Here is the start of a new set of shields for the Arduino, based on Adafruit’s Proto Shield:


This little thing might one day become my “home monitoring & control server”, but that’s still a long way off. You can see a µSD card slot with 2 Gb of flash memory on the middle board, which will become the main peripheral shield. The top shield is for basic access and status info, and is optional. Additional shields could be inserted into this stack later.

A simple RF pulse scope

In AVR, Software on Jan 10, 2009 at 23:45

Here’s a simple way to analyze RF pulse trains, as emitted by simple 433/868 MHz remote controls. A receiver for the proper frequency band is required, as well as some Arduino board connected to USB.

The code is a sketch which picks up all 0/1 transitions (i.e. presence/absence of the radio carrier) and reports the elapsed time between each transition:

Picture 1.png

The radio signal is tied to the analog comparator (pin 7), and the timer is set to count in 8 µsec steps. This rate was chosen to allow for pulses up to 2 msec.

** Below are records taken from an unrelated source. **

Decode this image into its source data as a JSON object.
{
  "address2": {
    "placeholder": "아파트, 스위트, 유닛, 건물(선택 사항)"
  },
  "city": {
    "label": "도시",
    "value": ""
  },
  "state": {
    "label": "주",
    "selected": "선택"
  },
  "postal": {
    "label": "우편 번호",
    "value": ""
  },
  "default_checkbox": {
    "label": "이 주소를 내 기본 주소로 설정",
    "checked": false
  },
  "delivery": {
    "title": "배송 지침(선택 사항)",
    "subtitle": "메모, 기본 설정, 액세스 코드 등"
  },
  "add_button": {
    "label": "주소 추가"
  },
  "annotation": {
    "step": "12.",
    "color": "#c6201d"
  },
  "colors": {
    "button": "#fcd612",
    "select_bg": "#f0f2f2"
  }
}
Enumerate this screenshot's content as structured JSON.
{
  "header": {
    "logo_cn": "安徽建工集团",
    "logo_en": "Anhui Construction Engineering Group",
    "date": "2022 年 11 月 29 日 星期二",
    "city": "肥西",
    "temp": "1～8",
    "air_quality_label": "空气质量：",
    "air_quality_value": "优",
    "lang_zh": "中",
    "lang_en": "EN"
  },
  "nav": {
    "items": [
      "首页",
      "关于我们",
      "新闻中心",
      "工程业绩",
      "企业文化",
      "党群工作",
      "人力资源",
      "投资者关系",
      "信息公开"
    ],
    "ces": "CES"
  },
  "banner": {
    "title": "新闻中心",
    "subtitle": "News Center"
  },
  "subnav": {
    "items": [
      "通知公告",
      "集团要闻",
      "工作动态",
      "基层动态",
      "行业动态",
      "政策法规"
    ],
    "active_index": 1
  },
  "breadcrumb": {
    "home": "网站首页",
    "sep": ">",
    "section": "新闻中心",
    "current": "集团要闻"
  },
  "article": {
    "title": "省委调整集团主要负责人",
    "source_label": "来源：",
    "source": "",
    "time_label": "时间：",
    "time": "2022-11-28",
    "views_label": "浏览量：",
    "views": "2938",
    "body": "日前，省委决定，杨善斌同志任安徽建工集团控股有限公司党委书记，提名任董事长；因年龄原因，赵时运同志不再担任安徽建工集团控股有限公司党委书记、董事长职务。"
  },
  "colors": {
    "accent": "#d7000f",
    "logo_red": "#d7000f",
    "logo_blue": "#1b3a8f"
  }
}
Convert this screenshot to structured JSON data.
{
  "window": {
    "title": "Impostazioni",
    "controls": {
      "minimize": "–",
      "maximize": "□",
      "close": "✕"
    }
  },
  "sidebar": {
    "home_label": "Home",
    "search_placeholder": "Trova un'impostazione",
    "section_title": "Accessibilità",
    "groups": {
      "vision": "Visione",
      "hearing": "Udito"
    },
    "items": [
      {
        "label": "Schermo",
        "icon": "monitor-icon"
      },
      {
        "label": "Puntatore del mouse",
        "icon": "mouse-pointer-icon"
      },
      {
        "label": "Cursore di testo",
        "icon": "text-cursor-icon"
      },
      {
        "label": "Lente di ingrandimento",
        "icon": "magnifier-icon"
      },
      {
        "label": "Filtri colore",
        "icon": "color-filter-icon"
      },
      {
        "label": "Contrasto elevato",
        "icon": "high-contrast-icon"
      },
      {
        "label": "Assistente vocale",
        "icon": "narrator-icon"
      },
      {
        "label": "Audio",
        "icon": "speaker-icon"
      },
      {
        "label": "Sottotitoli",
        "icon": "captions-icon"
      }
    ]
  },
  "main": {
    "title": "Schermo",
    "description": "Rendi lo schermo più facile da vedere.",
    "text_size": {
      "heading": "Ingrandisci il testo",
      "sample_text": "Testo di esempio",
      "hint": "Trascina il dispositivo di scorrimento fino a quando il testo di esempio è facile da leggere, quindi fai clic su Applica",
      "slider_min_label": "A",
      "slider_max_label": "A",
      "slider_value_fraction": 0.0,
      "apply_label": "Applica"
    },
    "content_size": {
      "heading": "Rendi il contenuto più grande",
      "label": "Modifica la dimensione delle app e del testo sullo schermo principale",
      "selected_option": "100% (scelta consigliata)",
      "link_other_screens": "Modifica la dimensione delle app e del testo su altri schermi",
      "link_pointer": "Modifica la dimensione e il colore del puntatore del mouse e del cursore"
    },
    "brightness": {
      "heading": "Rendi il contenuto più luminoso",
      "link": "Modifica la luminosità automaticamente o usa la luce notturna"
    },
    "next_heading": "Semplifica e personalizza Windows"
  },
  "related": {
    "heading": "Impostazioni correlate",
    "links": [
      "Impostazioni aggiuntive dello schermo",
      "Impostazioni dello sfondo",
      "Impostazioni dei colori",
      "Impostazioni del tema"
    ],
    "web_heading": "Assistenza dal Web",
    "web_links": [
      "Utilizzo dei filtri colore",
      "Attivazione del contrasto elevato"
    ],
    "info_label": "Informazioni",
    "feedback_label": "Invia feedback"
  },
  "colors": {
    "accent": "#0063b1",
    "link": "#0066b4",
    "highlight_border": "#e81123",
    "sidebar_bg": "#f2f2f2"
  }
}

The data is sent as a stream of bytes. Values 2..255 correspond to pulse durations of 16..2040 µsec. A “0” is sent for longer breaks, a “1” is sent if the data was not transmitted fast enough over USB, i.e. an overrun. Note that “0” values are only sent once, i.e. when there is no signal no bytes are sent to the USB interface.

On the computer side, all sorts of software could be used/written to analyze these pulse trains. I used Tcl for a one-off analysis of KlikAanKlikUit remotes operating at 433 MHz, though it would be really neat to have some sort of logic analyzer GUI or web interface added to this.

Transmit via interrupts

In AVR, Software on Jan 8, 2009 at 16:37

Making the transmit logic of an ATMega MPU with RFM12B radio module interrupt-driven is not very hard, as it turns out. The idea is to use states to decide what to do when a new transmit interrupt comes in. These are the states I’m using:

Picture 1.png

And this is the interrupt handler:

Picture 2.png

Lastly, this code starts a new transmission (assuming txstate was TXIDLE):

Picture 3.png

The main trick used in the above is that the state usually increments on each interrupt and that negative states are used to send all the payload data bytes. So the choice of state values matters, i.e. TXCRC1 has to be zero.


In News on Jan 7, 2009 at 17:03

This weblog was moved from RapidWeaver (which doesn’t scale, sigh) to a hosted one using WordPress. Right now, I’m now using MarsEdit to manage this blog.

All older entries have been moved over, but not all links and source code listings have properly made it across the transition. The original blog is still archived here.